People who make a living in the oilfield need to believe that fossil fuel consumption doesn’t cause climate change. I understand this denial. Folks have to feed their families.
An Oklahoma minister believes that a verse in Genesis is all the proof he needs to deny climate change. He believes a dozen or so words translated from Greek into English during the reign of King James I. That’s a little harder to understand.
Perhaps he can do as Solomon and St. Francis admonished and try to understand me. I’m angry about the denial.
I have a small farm. I raise chickens for eggs and meat. Last year, it was so hot that most of my chickens died despite the fan in the chicken coop window and the water misters in their yard. It was so hot that tomatoes didn’t blossom and the okra burned up. Too hot for okra!
For two years running, the last frost of the season has come a month early. This year, March was so warm that it stunted my potatoes.
At the end of June, one of my hens died from the heat. June – and I’d already lost a chicken to the heat!
This spring I painted the coop white to reflect the sun. I put up shade cloth on the south and west ends of the chicken yard. I’m running a mister and checking the girls often. It isn’t enough.
Maybe melting polar ice doesn’t drive the polar bears to the rocky islands. Maybe it isn’t melting glaciers in Greenland that cause rising ocean levels to threaten homes along the North Carolina coast. Maybe we can just avoid change until New York is swallowed and the mountains burn.
What if scientists are wrong and it isn’t carbon dioxide in the air that is shriveling my plants and killing my birds? Will anyone be hurt if we take steps to curb emissions?
What if the naysayers are wrong and it is the fossil fuels and the carbon dioxide? Are there cleaner forms of energy we can develop? Who will be hurt if we don’t try?
Wouldn’t you rather be safe than sorry?
I want to believe that we humans will do the right thing, but as I buried my hen in the garden, it was hard to be optimistic.
– Sharon Martin lives in Oilton, OK and is a regular contributor to The Oklahoma Observer
Oh wow Ms. Martin. You’re so right…it wouldn’t hurt us a bit to curb emissions. You seem to be unaware, however, that the raising of animals for food is the single largest contributor of emissions…I’m presuming you’re unaware of this since you note that you engage in this activity. The easiest and quickest and most effective way for anyone in this culture to decrease their contributions to the planet’s problems is to go vegan.
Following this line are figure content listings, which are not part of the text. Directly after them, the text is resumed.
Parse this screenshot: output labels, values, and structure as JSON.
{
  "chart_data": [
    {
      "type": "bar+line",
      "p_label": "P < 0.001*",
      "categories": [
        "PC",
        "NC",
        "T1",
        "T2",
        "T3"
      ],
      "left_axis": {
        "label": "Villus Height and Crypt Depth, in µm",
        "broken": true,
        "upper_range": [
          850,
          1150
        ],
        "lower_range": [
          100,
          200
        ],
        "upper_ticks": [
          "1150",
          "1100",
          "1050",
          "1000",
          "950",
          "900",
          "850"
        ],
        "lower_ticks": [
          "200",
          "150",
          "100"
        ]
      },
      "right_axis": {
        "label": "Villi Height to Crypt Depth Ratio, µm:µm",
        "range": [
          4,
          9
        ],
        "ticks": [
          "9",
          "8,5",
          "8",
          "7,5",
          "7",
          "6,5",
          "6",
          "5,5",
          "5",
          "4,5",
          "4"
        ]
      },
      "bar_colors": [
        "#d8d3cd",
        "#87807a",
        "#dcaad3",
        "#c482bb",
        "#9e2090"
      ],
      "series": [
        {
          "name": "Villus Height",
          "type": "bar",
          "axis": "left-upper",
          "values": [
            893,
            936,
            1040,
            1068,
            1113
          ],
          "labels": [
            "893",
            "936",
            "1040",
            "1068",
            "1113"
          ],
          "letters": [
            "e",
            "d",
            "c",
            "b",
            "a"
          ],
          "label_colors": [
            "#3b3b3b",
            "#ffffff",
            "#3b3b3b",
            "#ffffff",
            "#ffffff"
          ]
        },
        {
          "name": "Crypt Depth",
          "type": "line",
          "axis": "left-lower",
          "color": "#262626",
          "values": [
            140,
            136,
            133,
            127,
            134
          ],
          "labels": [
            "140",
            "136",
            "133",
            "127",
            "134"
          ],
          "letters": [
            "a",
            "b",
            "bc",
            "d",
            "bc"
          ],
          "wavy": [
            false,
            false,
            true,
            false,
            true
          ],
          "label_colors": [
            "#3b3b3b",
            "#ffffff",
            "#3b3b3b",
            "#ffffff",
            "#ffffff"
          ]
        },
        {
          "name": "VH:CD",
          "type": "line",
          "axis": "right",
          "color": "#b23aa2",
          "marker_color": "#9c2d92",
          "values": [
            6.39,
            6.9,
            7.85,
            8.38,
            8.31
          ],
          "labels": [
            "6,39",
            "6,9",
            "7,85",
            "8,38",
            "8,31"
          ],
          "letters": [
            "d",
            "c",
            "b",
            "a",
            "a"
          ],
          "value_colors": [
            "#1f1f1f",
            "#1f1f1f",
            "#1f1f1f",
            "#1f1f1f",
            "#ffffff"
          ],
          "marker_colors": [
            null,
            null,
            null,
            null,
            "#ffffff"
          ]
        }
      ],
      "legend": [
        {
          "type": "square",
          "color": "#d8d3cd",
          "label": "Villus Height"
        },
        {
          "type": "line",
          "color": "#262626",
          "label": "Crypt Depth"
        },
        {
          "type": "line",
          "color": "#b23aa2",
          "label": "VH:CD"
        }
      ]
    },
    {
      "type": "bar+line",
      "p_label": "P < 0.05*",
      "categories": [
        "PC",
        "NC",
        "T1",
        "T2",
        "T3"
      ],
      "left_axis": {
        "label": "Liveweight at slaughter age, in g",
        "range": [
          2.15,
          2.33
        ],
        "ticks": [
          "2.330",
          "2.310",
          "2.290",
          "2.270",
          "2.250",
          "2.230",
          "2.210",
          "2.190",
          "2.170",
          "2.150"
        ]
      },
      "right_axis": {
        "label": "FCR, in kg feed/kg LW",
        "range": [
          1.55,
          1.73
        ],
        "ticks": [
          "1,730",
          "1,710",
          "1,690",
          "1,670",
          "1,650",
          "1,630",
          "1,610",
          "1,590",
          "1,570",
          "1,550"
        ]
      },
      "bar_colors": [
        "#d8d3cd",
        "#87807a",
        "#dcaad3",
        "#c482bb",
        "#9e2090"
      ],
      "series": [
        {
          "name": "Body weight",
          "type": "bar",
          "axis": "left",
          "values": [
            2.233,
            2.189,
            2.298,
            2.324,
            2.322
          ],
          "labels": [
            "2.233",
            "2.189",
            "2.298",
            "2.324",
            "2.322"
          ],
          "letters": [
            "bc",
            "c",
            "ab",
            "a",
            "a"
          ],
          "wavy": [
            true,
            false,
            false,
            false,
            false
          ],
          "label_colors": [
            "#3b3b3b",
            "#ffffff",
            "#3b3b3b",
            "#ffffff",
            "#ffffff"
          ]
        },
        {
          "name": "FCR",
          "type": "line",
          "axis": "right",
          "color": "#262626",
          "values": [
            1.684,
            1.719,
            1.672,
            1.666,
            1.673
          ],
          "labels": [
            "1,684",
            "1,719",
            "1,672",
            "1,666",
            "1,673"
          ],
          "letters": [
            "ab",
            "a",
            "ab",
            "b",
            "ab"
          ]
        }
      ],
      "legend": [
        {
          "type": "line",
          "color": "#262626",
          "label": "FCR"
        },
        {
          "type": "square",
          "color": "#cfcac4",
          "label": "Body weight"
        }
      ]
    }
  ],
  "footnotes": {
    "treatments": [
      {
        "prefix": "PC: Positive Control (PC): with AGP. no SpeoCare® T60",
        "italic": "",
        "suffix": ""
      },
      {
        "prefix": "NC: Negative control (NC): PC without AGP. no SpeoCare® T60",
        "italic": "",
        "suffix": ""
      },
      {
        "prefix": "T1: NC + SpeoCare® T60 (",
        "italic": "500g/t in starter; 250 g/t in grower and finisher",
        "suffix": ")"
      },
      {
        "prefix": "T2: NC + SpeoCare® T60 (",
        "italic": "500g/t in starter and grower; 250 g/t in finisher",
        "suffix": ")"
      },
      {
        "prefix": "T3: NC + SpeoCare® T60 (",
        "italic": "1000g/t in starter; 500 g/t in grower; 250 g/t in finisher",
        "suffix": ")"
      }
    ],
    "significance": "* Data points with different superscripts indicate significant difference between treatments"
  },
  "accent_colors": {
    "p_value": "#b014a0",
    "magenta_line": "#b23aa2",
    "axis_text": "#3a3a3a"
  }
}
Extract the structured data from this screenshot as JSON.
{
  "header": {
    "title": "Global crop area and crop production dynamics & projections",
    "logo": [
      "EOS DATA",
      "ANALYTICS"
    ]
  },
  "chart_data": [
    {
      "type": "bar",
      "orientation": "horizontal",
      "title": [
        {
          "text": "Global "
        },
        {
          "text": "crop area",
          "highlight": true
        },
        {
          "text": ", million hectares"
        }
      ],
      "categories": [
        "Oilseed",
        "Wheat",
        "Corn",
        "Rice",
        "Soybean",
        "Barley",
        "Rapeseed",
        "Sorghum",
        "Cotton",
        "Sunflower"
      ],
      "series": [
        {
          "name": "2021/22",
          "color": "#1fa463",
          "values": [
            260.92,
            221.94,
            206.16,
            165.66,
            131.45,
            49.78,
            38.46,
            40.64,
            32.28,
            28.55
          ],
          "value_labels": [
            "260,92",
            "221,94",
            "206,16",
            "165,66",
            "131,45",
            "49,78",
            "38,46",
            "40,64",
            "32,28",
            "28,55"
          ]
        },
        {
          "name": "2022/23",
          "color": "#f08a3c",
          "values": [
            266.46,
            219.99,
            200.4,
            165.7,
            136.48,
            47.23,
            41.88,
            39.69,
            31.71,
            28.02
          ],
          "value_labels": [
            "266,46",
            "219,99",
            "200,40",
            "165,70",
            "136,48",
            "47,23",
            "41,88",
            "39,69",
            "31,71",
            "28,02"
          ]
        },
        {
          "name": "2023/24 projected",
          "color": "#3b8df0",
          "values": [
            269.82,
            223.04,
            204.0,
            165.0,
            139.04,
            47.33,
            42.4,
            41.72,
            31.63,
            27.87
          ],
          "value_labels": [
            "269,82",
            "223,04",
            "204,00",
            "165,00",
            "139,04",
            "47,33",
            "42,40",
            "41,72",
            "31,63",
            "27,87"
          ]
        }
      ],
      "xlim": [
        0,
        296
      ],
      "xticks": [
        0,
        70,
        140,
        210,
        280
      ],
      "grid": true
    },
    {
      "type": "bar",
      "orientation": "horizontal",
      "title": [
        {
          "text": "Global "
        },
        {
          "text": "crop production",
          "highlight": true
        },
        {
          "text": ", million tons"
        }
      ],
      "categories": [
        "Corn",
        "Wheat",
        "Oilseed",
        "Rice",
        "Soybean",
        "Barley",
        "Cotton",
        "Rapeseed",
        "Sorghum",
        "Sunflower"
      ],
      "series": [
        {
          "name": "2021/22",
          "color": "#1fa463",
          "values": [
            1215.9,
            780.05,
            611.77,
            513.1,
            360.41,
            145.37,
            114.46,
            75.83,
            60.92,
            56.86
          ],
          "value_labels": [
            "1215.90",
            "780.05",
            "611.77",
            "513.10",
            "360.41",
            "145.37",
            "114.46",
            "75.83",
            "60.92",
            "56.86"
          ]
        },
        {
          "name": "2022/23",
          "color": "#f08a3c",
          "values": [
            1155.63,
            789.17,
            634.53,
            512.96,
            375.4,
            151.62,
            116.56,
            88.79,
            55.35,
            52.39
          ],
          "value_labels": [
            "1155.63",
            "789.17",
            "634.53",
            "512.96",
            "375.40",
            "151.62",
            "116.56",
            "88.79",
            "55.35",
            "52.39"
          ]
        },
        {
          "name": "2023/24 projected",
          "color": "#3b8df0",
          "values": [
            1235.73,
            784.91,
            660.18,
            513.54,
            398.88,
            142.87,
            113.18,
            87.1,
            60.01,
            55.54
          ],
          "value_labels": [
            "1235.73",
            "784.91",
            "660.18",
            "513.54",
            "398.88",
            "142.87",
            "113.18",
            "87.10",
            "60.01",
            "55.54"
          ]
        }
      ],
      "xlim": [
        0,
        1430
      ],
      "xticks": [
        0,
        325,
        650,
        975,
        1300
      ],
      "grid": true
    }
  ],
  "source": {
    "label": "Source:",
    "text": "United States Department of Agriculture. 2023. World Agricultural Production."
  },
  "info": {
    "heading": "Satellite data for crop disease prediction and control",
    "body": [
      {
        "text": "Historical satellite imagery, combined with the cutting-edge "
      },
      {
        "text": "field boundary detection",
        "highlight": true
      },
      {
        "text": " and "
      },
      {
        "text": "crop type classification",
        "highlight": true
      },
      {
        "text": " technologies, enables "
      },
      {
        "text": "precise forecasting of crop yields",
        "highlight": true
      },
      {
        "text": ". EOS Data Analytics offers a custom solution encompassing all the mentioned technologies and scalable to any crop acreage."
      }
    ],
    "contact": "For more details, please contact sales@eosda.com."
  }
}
As a “side” benefit, you will be opting out of enslavement, exploitation and the causing of unnecessary deaths.
I won’t insult you with links to various sources for solid information about veganism, greenhouse gases and ethical behavior since I presume you are either aware of these facts or can easily find them.
CAFOs, Concentrated Animal Feeding Operations, do indeed contribute to the production of carbon dioxide, and I believe that the suffering of animals crowded together in unnatural conditions is immoral. Grass-fed operations, in which animals can be animals, is a different story altogether.
Transporting our food an average of 1500 miles from producer to market also contributes greenhouse gasses. Relying on local food and local farmers is part of the solution, whether one is vegan or not.